Create settings for the RealMLP model (binary classification). Preprocessing (robust scaling + clipping) is assumed to be handled upstream.
Usage
setRealMLP(
numLayers = 3L,
sizeHidden = 256L,
dropout = 0.15,
sizeEmbedding = 64L,
labelSmoothing = 0,
numericEmbeddingMode = "scale",
numericNumFrequencies = 8L,
numericPeriodicInitStd = 0.1,
numericPbldHiddenDim = 16L,
numericPbldEmbeddingDim = 4L,
dataDependentInitMode = "paper_lsuv",
dataDependentInitTargetVar = 1,
dataDependentInitMaxRows = 65536L,
dataDependentInitGainClip = 10,
dataDependentInitBiasRefitSteps = 2L,
scalingLrMult = 6,
biasLrMult = 0.1,
actLrMult = 0.1,
embeddingLrMult = 0.1,
paperMode = TRUE,
tokenAggregation = "auto",
featureScaleMode = "auto",
device = "cpu"
)Arguments
- numLayers
hidden layers (default 3)
hidden width (default 256)
- dropout
base dropout p (default 0.15; scheduled with flat_cos)
- sizeEmbedding
embedding dim for compatibility with existing Embedding (default 64)
- labelSmoothing
epsilon for label smoothing (default 0.0 for AUROC mode)
- numericEmbeddingMode
numeric token embedding mode: "scale", "pl", or "pbld"
- numericNumFrequencies
periodic frequency count for PL/PBLD modes
- numericPeriodicInitStd
std used to initialize periodic frequencies
hidden width for PBLD per-feature block
- numericPbldEmbeddingDim
low-dimensional PBLD output width before projection
- dataDependentInitMode
data-dependent init mode: "paper_lsuv" or "current"

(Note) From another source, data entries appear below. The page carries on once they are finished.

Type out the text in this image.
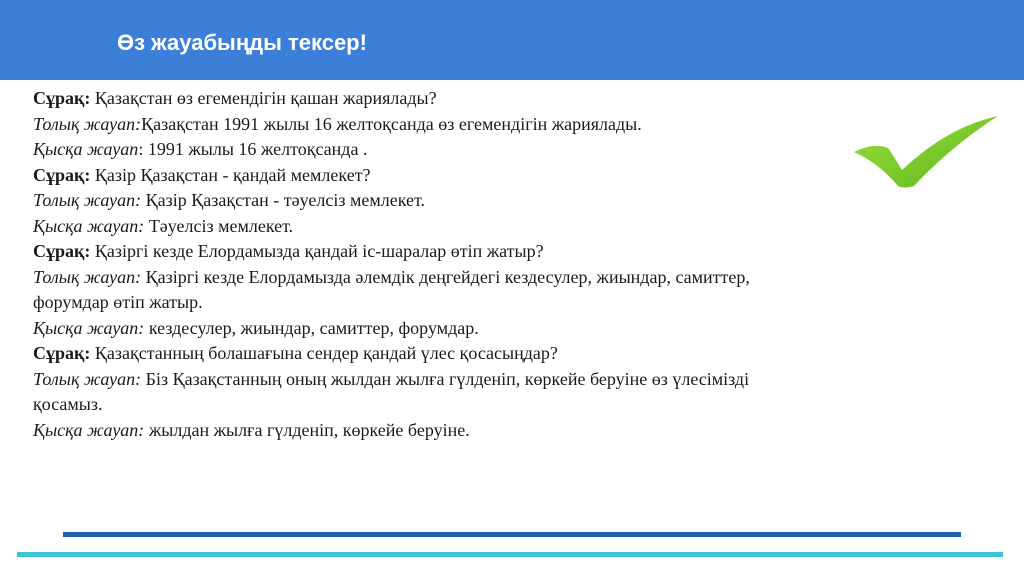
Өз жауабыңды тексер!

Сұрақ: Қазақстан өз егемендігін қашан жариялады?

Толық жауап:Қазақстан 1991 жылы 16 желтоқсанда өз егемендігін жариялады.

Қысқа жауап: 1991 жылы 16 желтоқсанда .

Сұрақ: Қазір Қазақстан - қандай мемлекет?

Толық жауап: Қазір Қазақстан - тәуелсіз мемлекет.

Қысқа жауап: Тәуелсіз мемлекет.

Сұрақ: Қазіргі кезде Елордамызда қандай іс-шаралар өтіп жатыр?

Толық жауап: Қазіргі кезде Елордамызда әлемдік деңгейдегі кездесулер, жиындар, самиттер,

форумдар өтіп жатыр.

Қысқа жауап: кездесулер, жиындар, самиттер, форумдар.

Сұрақ: Қазақстанның болашағына сендер қандай үлес қосасыңдар?

Толық жауап: Біз Қазақстанның оның жылдан жылға гүлденіп, көркейе беруіне өз үлесімізді

қосамыз.

Қысқа жауап: жылдан жылға гүлденіп, көркейе беруіне.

- dataDependentInitTargetVar
target pre-activation variance per neuron
- dataDependentInitMaxRows
max sampled rows for init statistics (0 means all sampled rows)
- dataDependentInitGainClip
optional clip on LSUV gain multipliers (>1 enables clipping)
- dataDependentInitBiasRefitSteps
bias recenter iterations during data-dependent init
- scalingLrMult
LR multiplier for scaling parameters (default 6.0)
- biasLrMult
LR multiplier for bias parameters (default 0.1)
- actLrMult
LR multiplier for parametric activation parameters (default 0.1)
- embeddingLrMult
LR multiplier for embedding parameters (default 0.1)
- paperMode
if TRUE, enforce paper-aligned defaults where possible
- tokenAggregation
token aggregation mode: "auto", "mean", "sum", "sum_len_norm"
- featureScaleMode
feature scale mode: "auto", "scalar", "vector"
- device
"cpu" or "cuda" (default "cpu")